Google announced on its Workspace blog that Docs will now be able to highlight multiple text selections simultaneously. That simple yet helpful quality-of-life tweak means you can delete, copy, paste, or format multiple unconnected sections of text from the same document. Say you were looking to format some subheadings, for example: Instead of applying the heading setting to individual lines, you’ll be able to select all of those in one pass, and then mass-apply the change at once.
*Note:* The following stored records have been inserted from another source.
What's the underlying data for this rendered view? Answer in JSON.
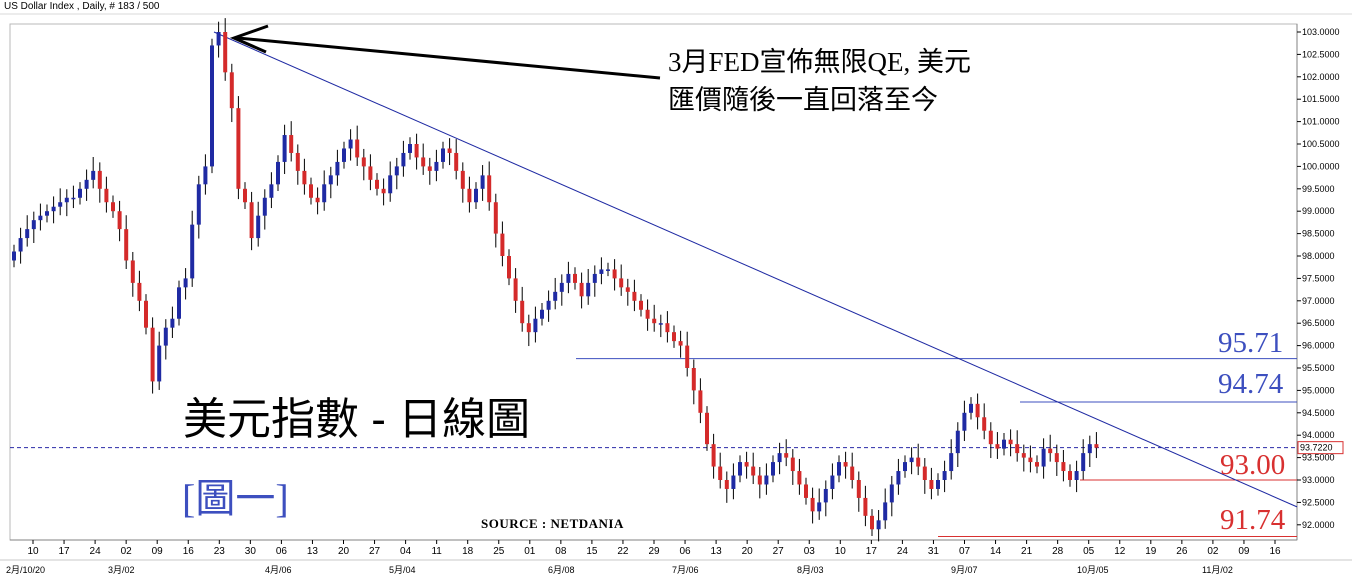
{
  "header": {
    "title": "US Dollar Index , Daily, # 183 / 500"
  },
  "annotation": {
    "line1": "3月FED宣佈無限QE, 美元",
    "line2": "匯價隨後一直回落至今"
  },
  "chart_title": "美元指數 - 日線圖",
  "figure_label": "[圖一]",
  "source": "SOURCE : NETDANIA",
  "levels": [
    {
      "label": "95.71",
      "value": 95.71,
      "color": "#3d4fbf"
    },
    {
      "label": "94.74",
      "value": 94.74,
      "color": "#3d4fbf"
    },
    {
      "label": "93.00",
      "value": 93.0,
      "color": "#d83030"
    },
    {
      "label": "91.74",
      "value": 91.74,
      "color": "#d83030"
    }
  ],
  "current_price": "93.7220",
  "chart_data": {
    "type": "candlestick",
    "title": "",
    "xlabel": "",
    "ylabel": "",
    "ylim": [
      91.7,
      103.15
    ],
    "grid": false,
    "y_ticks": [
      "103.0000",
      "102.5000",
      "102.0000",
      "101.5000",
      "101.0000",
      "100.5000",
      "100.0000",
      "99.5000",
      "99.0000",
      "98.5000",
      "98.0000",
      "97.5000",
      "97.0000",
      "96.5000",
      "96.0000",
      "95.5000",
      "95.0000",
      "94.5000",
      "94.0000",
      "93.5000",
      "93.0000",
      "92.5000",
      "92.0000"
    ],
    "x_ticks": [
      "10",
      "17",
      "24",
      "02",
      "09",
      "16",
      "23",
      "30",
      "06",
      "13",
      "20",
      "27",
      "04",
      "11",
      "18",
      "25",
      "01",
      "08",
      "15",
      "22",
      "29",
      "06",
      "13",
      "20",
      "27",
      "03",
      "10",
      "17",
      "24",
      "31",
      "07",
      "14",
      "21",
      "28",
      "05",
      "12",
      "19",
      "26",
      "02",
      "09",
      "16"
    ],
    "x_month_labels": [
      "2月/10/20",
      "3月/02",
      "4月/06",
      "5月/04",
      "6月/08",
      "7月/06",
      "8月/03",
      "9月/07",
      "10月/05",
      "11月/02"
    ],
    "trendline": {
      "from": [
        23,
        103.0
      ],
      "to": [
        178,
        92.4
      ]
    },
    "current_price_line": 93.722,
    "closes": [
      98.1,
      98.4,
      98.6,
      98.8,
      98.9,
      99.0,
      99.1,
      99.2,
      99.3,
      99.3,
      99.5,
      99.7,
      99.9,
      99.5,
      99.2,
      99.0,
      98.6,
      97.9,
      97.4,
      97.0,
      96.4,
      95.2,
      96.0,
      96.4,
      96.6,
      97.3,
      97.5,
      98.7,
      99.6,
      100.0,
      102.7,
      103.0,
      102.1,
      101.3,
      99.5,
      99.2,
      98.4,
      98.9,
      99.3,
      99.6,
      100.1,
      100.7,
      100.3,
      99.9,
      99.6,
      99.3,
      99.2,
      99.6,
      99.8,
      100.1,
      100.4,
      100.6,
      100.2,
      100.0,
      99.7,
      99.5,
      99.4,
      99.8,
      100.0,
      100.3,
      100.5,
      100.2,
      100.0,
      99.9,
      100.1,
      100.4,
      100.3,
      99.9,
      99.5,
      99.2,
      99.5,
      99.8,
      99.2,
      98.5,
      98.0,
      97.5,
      97.0,
      96.5,
      96.3,
      96.6,
      96.8,
      97.0,
      97.2,
      97.4,
      97.6,
      97.4,
      97.1,
      97.4,
      97.6,
      97.7,
      97.7,
      97.5,
      97.3,
      97.2,
      97.0,
      96.8,
      96.6,
      96.5,
      96.5,
      96.3,
      96.1,
      96.0,
      95.5,
      95.0,
      94.5,
      93.8,
      93.3,
      93.0,
      92.8,
      93.1,
      93.4,
      93.3,
      93.1,
      92.9,
      93.1,
      93.4,
      93.6,
      93.5,
      93.2,
      92.9,
      92.6,
      92.3,
      92.5,
      92.8,
      93.1,
      93.4,
      93.3,
      93.0,
      92.6,
      92.2,
      91.9,
      92.1,
      92.5,
      92.9,
      93.2,
      93.4,
      93.5,
      93.3,
      93.0,
      92.8,
      93.0,
      93.2,
      93.6,
      94.1,
      94.5,
      94.7,
      94.4,
      94.1,
      93.8,
      93.7,
      93.9,
      93.8,
      93.6,
      93.5,
      93.4,
      93.3,
      93.7,
      93.6,
      93.4,
      93.2,
      93.0,
      93.2,
      93.6,
      93.8,
      93.72
    ]
  }
}
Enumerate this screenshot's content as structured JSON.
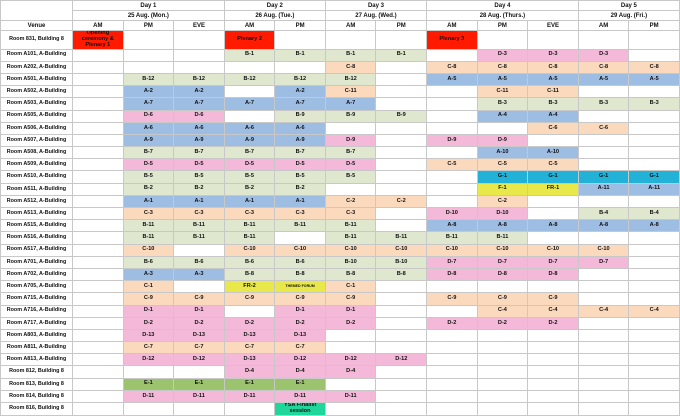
{
  "header": {
    "venue_label": "Venue",
    "days": [
      {
        "label": "Day 1",
        "date": "25 Aug. (Mon.)",
        "slots": [
          "AM",
          "PM",
          "EVE"
        ]
      },
      {
        "label": "Day 2",
        "date": "26 Aug. (Tue.)",
        "slots": [
          "AM",
          "PM"
        ]
      },
      {
        "label": "Day 3",
        "date": "27 Aug. (Wed.)",
        "slots": [
          "AM",
          "PM"
        ]
      },
      {
        "label": "Day 4",
        "date": "28 Aug. (Thurs.)",
        "slots": [
          "AM",
          "PM",
          "EVE"
        ]
      },
      {
        "label": "Day 5",
        "date": "29 Aug. (Fri.)",
        "slots": [
          "AM",
          "PM"
        ]
      }
    ]
  },
  "colors": {
    "A": "#9dbde3",
    "B": "#dfe8cf",
    "C": "#fbd9bd",
    "D": "#f4b9d8",
    "E": "#9cc46e",
    "F": "#e9e84a",
    "G": "#22b2d8",
    "T": "#e9e84a",
    "P": "#ff1a00",
    "O": "#ff1a00",
    "Y": "#20d69a"
  },
  "rows": [
    {
      "venue": "Room 831, Building 8",
      "cells": [
        "Opening ceremony & Plenary 1",
        "",
        "",
        "Plenary 2",
        "",
        "",
        "",
        "Plenary 3",
        "",
        "",
        "",
        ""
      ]
    },
    {
      "venue": "Room A101, A-Building",
      "cells": [
        "",
        "",
        "",
        "B-1",
        "B-1",
        "B-1",
        "B-1",
        "",
        "D-3",
        "D-3",
        "D-3",
        ""
      ]
    },
    {
      "venue": "Room A202, A-Building",
      "cells": [
        "",
        "",
        "",
        "",
        "",
        "C-8",
        "",
        "C-8",
        "C-8",
        "C-8",
        "C-8",
        "C-8"
      ]
    },
    {
      "venue": "Room A501, A-Building",
      "cells": [
        "",
        "B-12",
        "B-12",
        "B-12",
        "B-12",
        "B-12",
        "",
        "A-5",
        "A-5",
        "A-5",
        "A-5",
        "A-5"
      ]
    },
    {
      "venue": "Room A502, A-Building",
      "cells": [
        "",
        "A-2",
        "A-2",
        "",
        "A-2",
        "C-11",
        "",
        "",
        "C-11",
        "C-11",
        "",
        ""
      ]
    },
    {
      "venue": "Room A503, A-Building",
      "cells": [
        "",
        "A-7",
        "A-7",
        "A-7",
        "A-7",
        "A-7",
        "",
        "",
        "B-3",
        "B-3",
        "B-3",
        "B-3"
      ]
    },
    {
      "venue": "Room A505, A-Building",
      "cells": [
        "",
        "D-6",
        "D-6",
        "",
        "B-9",
        "B-9",
        "B-9",
        "",
        "A-4",
        "A-4",
        "",
        ""
      ]
    },
    {
      "venue": "Room A506, A-Building",
      "cells": [
        "",
        "A-6",
        "A-6",
        "A-6",
        "A-6",
        "",
        "",
        "",
        "",
        "C-6",
        "C-6",
        ""
      ]
    },
    {
      "venue": "Room A507, A-Building",
      "cells": [
        "",
        "A-9",
        "A-9",
        "A-9",
        "A-9",
        "D-9",
        "",
        "D-9",
        "D-9",
        "",
        "",
        ""
      ]
    },
    {
      "venue": "Room A508, A-Building",
      "cells": [
        "",
        "B-7",
        "B-7",
        "B-7",
        "B-7",
        "B-7",
        "",
        "",
        "A-10",
        "A-10",
        "",
        ""
      ]
    },
    {
      "venue": "Room A509, A-Building",
      "cells": [
        "",
        "D-5",
        "D-5",
        "D-5",
        "D-5",
        "D-5",
        "",
        "C-5",
        "C-5",
        "C-5",
        "",
        ""
      ]
    },
    {
      "venue": "Room A510, A-Building",
      "cells": [
        "",
        "B-5",
        "B-5",
        "B-5",
        "B-5",
        "B-5",
        "",
        "",
        "G-1",
        "G-1",
        "G-1",
        "G-1"
      ]
    },
    {
      "venue": "Room A511, A-Building",
      "cells": [
        "",
        "B-2",
        "B-2",
        "B-2",
        "B-2",
        "",
        "",
        "",
        "F-1",
        "FR-1",
        "A-11",
        "A-11"
      ]
    },
    {
      "venue": "Room A512, A-Building",
      "cells": [
        "",
        "A-1",
        "A-1",
        "A-1",
        "A-1",
        "C-2",
        "C-2",
        "",
        "C-2",
        "",
        "",
        ""
      ]
    },
    {
      "venue": "Room A513, A-Building",
      "cells": [
        "",
        "C-3",
        "C-3",
        "C-3",
        "C-3",
        "C-3",
        "",
        "D-10",
        "D-10",
        "",
        "B-4",
        "B-4"
      ]
    },
    {
      "venue": "Room A515, A-Building",
      "cells": [
        "",
        "B-11",
        "B-11",
        "B-11",
        "B-11",
        "B-11",
        "",
        "A-8",
        "A-8",
        "A-8",
        "A-8",
        "A-8"
      ]
    },
    {
      "venue": "Room A516, A-Building",
      "cells": [
        "",
        "B-11",
        "B-11",
        "B-11",
        "",
        "B-11",
        "B-11",
        "B-11",
        "B-11",
        "",
        "",
        ""
      ]
    },
    {
      "venue": "Room A517, A-Building",
      "cells": [
        "",
        "C-10",
        "",
        "C-10",
        "C-10",
        "C-10",
        "C-10",
        "C-10",
        "C-10",
        "C-10",
        "C-10",
        ""
      ]
    },
    {
      "venue": "Room A701, A-Building",
      "cells": [
        "",
        "B-6",
        "B-6",
        "B-6",
        "B-6",
        "B-10",
        "B-10",
        "D-7",
        "D-7",
        "D-7",
        "D-7",
        ""
      ]
    },
    {
      "venue": "Room A702, A-Building",
      "cells": [
        "",
        "A-3",
        "A-3",
        "B-8",
        "B-8",
        "B-8",
        "B-8",
        "D-8",
        "D-8",
        "D-8",
        "",
        ""
      ]
    },
    {
      "venue": "Room A705, A-Building",
      "cells": [
        "",
        "C-1",
        "",
        "FR-2",
        "THEMED FORUM",
        "C-1",
        "",
        "",
        "",
        "",
        "",
        ""
      ]
    },
    {
      "venue": "Room A715, A-Building",
      "cells": [
        "",
        "C-9",
        "C-9",
        "C-9",
        "C-9",
        "C-9",
        "",
        "C-9",
        "C-9",
        "C-9",
        "",
        ""
      ]
    },
    {
      "venue": "Room A716, A-Building",
      "cells": [
        "",
        "D-1",
        "D-1",
        "",
        "D-1",
        "D-1",
        "",
        "",
        "C-4",
        "C-4",
        "C-4",
        "C-4"
      ]
    },
    {
      "venue": "Room A717, A-Building",
      "cells": [
        "",
        "D-2",
        "D-2",
        "D-2",
        "D-2",
        "D-2",
        "",
        "D-2",
        "D-2",
        "D-2",
        "",
        ""
      ]
    },
    {
      "venue": "Room A803, A-Building",
      "cells": [
        "",
        "D-13",
        "D-13",
        "D-13",
        "D-13",
        "",
        "",
        "",
        "",
        "",
        "",
        ""
      ]
    },
    {
      "venue": "Room A811, A-Building",
      "cells": [
        "",
        "C-7",
        "C-7",
        "C-7",
        "C-7",
        "",
        "",
        "",
        "",
        "",
        "",
        ""
      ]
    },
    {
      "venue": "Room A813, A-Building",
      "cells": [
        "",
        "D-12",
        "D-12",
        "D-13",
        "D-12",
        "D-12",
        "D-12",
        "",
        "",
        "",
        "",
        ""
      ]
    },
    {
      "venue": "Room 812, Building 8",
      "cells": [
        "",
        "",
        "",
        "D-4",
        "D-4",
        "D-4",
        "",
        "",
        "",
        "",
        "",
        ""
      ]
    },
    {
      "venue": "Room 813, Building 8",
      "cells": [
        "",
        "E-1",
        "E-1",
        "E-1",
        "E-1",
        "",
        "",
        "",
        "",
        "",
        "",
        ""
      ]
    },
    {
      "venue": "Room 814, Building 8",
      "cells": [
        "",
        "D-11",
        "D-11",
        "D-11",
        "D-11",
        "D-11",
        "",
        "",
        "",
        "",
        "",
        ""
      ]
    },
    {
      "venue": "Room 816, Building 8",
      "cells": [
        "",
        "",
        "",
        "",
        "YSA Finalist session",
        "",
        "",
        "",
        "",
        "",
        "",
        ""
      ]
    }
  ]
}
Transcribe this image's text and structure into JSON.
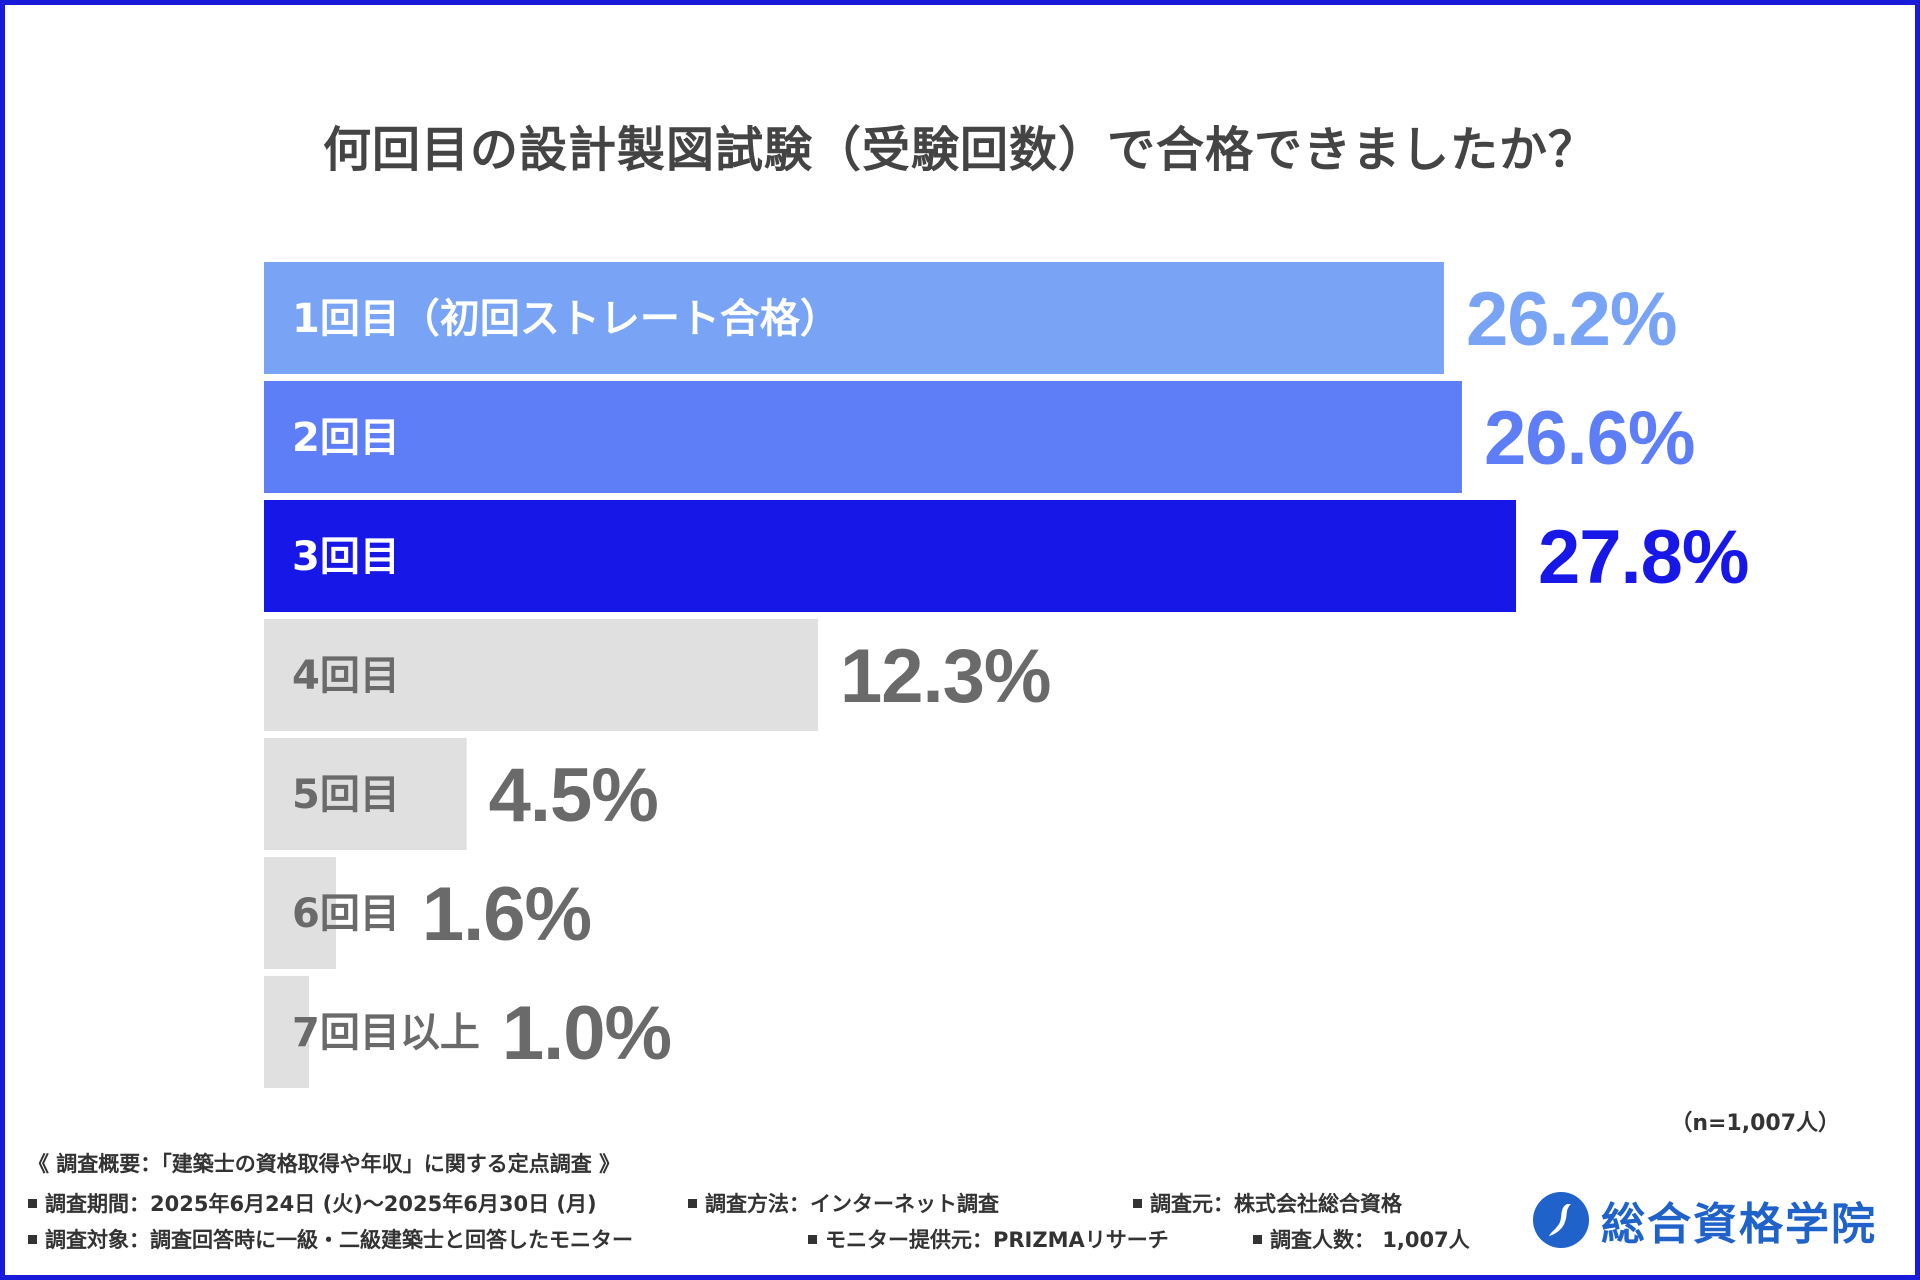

The same applies when you want certain parts of your document to use different fonts, or any other formatting change.
Users will be able to take advantage of the feature with keyboard shortcuts that vary based on the operating system. For ChromeOS and Windows, you can enable multiple text selection by highlighting a section of your text, then pressing Ctrl + Alt + Shift + Left/Right arrow, using the left and right arrows to move to a new section. On Mac, simply highlighting a section of the text and pressing Ctrl + Command (⌘) + Shift + Left/Right arrow should do the trick. The ability is being rolled out gradually and might take up to 15 days before it arrives for you. But once it does, bloggers can use it to take their productivity through the roof.
Google’s always updating Docs to make it more feature-rich. Earlier this month, it introduced table templates and dropdown chips. And at Google I/O 2022, the company announced auto-summaries for Docs (and other Workspace products) that will leverage years of Google’s AI advances to parse your documents, pull out the most important tidbits, and create a summary.